I know I should be skeptical about any medical/biological study that's touted in the news, but honestly? These findings don't surprise me at all. I've actually said that reading Shakespeare makes me "feel smarter," and I don't mean "feel smarter" in the sense of "I'm toting around Titus Andronicus like a hipster and everyone who sees me is thinking, 'Wow, she must be smart.'" I mean, reading Shakespeare even when no one else knows I am makes me feel smarter - it makes my brain feel, I don't know, more ACTIVE or something. Maybe that's related to the stuff being lighted up on brain scans.

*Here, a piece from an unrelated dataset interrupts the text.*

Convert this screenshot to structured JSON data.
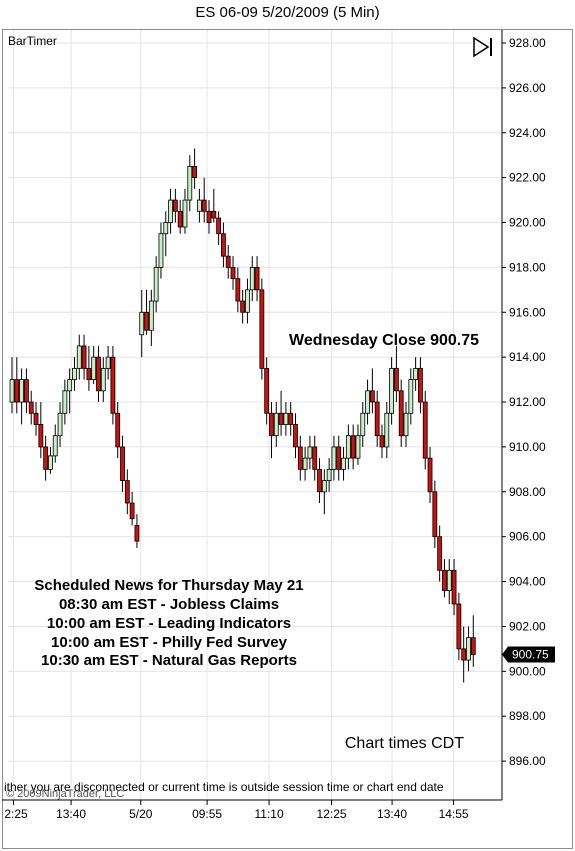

(And now I'm thinking: Maybe it's time to pull out Richard III, which I think is next on my Shakespeare list. Though I will say last night I realized, "Hey, it's January, I won't be traveling for a while so it's OK to start reading something in a huge heavy old book" and I started Sense and Sensibility. Not very far in yet but I'm thinking it's been too long since I read Austen - I love her language, and even though I generally hate snark, I love her mild snarkiness. And wow, is Fanny Dashwood ever an ugly piece of work....it's actually kind of fun to have a book with a character like that, that you can despise so thoroughly. And I already like Elinor Dashwood and even her sort-of-puddingy suitor Edward).
And now I wonder what reading the comments on a typical online newspaper article (or YouTube video) does to your brain. Probably makes some parts of it slam shut, at least temporarily.